Setiap hari, ia berjalan kaki dari tempat tinggalnya menuju masjid untuk beribadah. Setelah itu, ia melanjutkan perjalanan spiritual ke kompleks makam, mencari kedamaian jiwa dari luka batin yang dalam.
4. Memilih Kesunyian Meski Masih Memiliki Keluarga
Meski tinggal di kolong jembatan, dokter Hafid sejatinya masih memiliki keluarga besar. Ia adalah anak tunggal namun memiliki tiga adik angkat yang semuanya merupakan sarjana kesehatan. Ia juga memiliki hubungan dengan sebuah pondok pesantren di Jember.
Namun, hatinya tak kunjung merasa damai saat berada di tengah keramaian. “Kadang pulang ke Jember, tapi enggak kerasan, lalu balik ke sini lagi,” ujarnya.
Keputusannya untuk hidup menyendiri bukan karena terbuang, tapi merupakan bentuk upaya untuk berdamai dengan kesedihan yang mendalam.
5. Ditinggalkan Dunia Medis demi Ketenangan Batin
Sebelum tragedi datang, Hafid menjalani kehidupan sebagai dokter profesional dengan segala fasilitas yang memadai. Ia mengenakan jas putih dan menggenggam stetoskop, menjalankan praktik bersama sang istri.

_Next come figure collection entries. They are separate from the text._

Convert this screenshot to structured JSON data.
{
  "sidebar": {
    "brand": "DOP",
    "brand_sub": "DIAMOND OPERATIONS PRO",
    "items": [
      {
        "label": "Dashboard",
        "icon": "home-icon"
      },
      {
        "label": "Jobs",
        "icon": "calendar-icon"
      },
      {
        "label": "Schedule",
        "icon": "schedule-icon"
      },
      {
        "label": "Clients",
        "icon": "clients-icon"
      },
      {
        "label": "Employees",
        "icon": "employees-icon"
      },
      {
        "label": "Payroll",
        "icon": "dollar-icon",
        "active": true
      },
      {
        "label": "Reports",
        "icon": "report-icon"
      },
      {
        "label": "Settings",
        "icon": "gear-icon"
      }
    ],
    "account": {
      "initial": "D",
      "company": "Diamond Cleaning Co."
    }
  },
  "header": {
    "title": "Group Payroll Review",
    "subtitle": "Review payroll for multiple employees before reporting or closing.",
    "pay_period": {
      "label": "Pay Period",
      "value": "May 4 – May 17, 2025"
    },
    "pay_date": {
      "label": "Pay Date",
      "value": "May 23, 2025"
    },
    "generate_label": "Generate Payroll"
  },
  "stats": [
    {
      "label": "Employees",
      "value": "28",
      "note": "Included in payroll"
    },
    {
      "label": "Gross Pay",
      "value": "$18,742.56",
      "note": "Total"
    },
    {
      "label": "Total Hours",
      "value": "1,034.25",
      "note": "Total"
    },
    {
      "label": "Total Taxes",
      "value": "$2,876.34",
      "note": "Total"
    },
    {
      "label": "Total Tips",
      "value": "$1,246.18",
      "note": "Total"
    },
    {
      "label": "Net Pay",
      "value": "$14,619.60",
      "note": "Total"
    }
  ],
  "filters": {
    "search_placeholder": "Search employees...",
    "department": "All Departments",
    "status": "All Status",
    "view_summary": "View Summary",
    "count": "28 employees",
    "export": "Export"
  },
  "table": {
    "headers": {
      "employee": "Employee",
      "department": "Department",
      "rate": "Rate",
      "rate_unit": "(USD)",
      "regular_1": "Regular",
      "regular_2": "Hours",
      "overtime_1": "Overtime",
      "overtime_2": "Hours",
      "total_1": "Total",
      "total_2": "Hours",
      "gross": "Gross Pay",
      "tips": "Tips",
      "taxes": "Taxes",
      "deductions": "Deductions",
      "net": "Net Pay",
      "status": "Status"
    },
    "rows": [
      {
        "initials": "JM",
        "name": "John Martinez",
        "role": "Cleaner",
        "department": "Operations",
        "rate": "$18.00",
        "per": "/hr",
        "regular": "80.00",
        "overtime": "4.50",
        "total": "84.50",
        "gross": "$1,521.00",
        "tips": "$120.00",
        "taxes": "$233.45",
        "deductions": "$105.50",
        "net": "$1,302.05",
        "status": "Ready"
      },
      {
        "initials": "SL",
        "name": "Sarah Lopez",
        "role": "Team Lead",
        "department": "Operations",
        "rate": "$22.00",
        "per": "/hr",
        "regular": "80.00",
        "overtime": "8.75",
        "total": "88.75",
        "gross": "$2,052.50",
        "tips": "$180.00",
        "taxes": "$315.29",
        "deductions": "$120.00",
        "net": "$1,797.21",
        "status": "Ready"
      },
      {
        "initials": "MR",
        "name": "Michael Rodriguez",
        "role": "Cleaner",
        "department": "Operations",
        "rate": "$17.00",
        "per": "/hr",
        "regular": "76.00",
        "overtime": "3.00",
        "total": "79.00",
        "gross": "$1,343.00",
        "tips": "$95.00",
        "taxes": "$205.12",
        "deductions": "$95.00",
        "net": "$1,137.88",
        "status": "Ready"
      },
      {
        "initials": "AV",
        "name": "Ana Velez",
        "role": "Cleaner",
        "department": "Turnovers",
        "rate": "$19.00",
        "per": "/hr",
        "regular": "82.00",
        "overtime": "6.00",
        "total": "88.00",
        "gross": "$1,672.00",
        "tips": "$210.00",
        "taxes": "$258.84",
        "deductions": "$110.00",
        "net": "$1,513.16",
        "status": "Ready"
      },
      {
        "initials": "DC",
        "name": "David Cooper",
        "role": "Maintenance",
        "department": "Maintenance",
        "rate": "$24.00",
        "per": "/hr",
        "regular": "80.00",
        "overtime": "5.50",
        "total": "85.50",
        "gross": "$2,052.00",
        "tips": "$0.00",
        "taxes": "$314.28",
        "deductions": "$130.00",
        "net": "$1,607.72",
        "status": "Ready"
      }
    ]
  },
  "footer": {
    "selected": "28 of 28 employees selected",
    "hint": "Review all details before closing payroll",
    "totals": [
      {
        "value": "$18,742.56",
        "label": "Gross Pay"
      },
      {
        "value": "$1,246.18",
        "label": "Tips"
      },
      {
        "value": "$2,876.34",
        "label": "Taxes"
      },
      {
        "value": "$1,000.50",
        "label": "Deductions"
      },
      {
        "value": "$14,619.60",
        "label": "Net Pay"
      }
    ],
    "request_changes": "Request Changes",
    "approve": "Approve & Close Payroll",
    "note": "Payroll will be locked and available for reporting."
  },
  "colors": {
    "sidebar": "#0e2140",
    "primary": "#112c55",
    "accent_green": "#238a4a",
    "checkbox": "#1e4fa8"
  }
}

Namun kini, kehidupannya berubah total. Ia tidak lagi memedulikan gelar atau status, dan lebih memilih menjalani hidup sederhana yang dipenuhi kontemplasi.

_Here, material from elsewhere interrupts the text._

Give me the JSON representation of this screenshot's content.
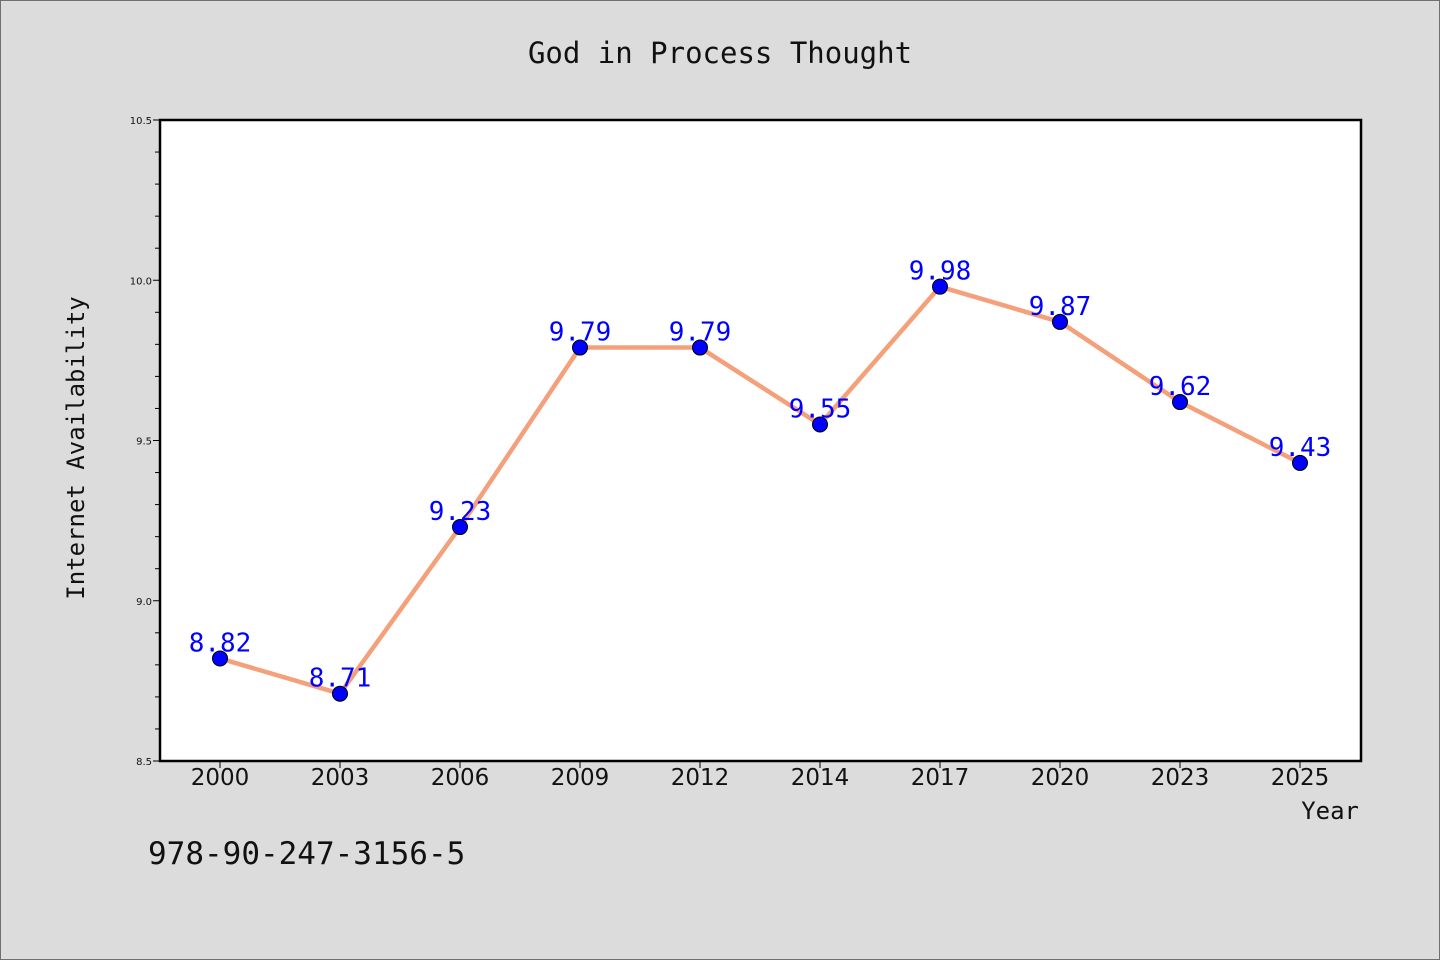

Pilihannya ini mengundang perhatian masyarakat dan menjadi pengingat bahwa duka bisa mengubah arah hidup siapa saja, bahkan seorang dokter berprestasi sekalipun.
Kisah dokter Hafid lulusan UI ini kini viral dan menyentuh banyak hati. Pilihan hidupnya memperlihatkan bahwa pencapaian akademik dan kesuksesan karier tidak serta merta menjamin kebahagiaan batin seseorang.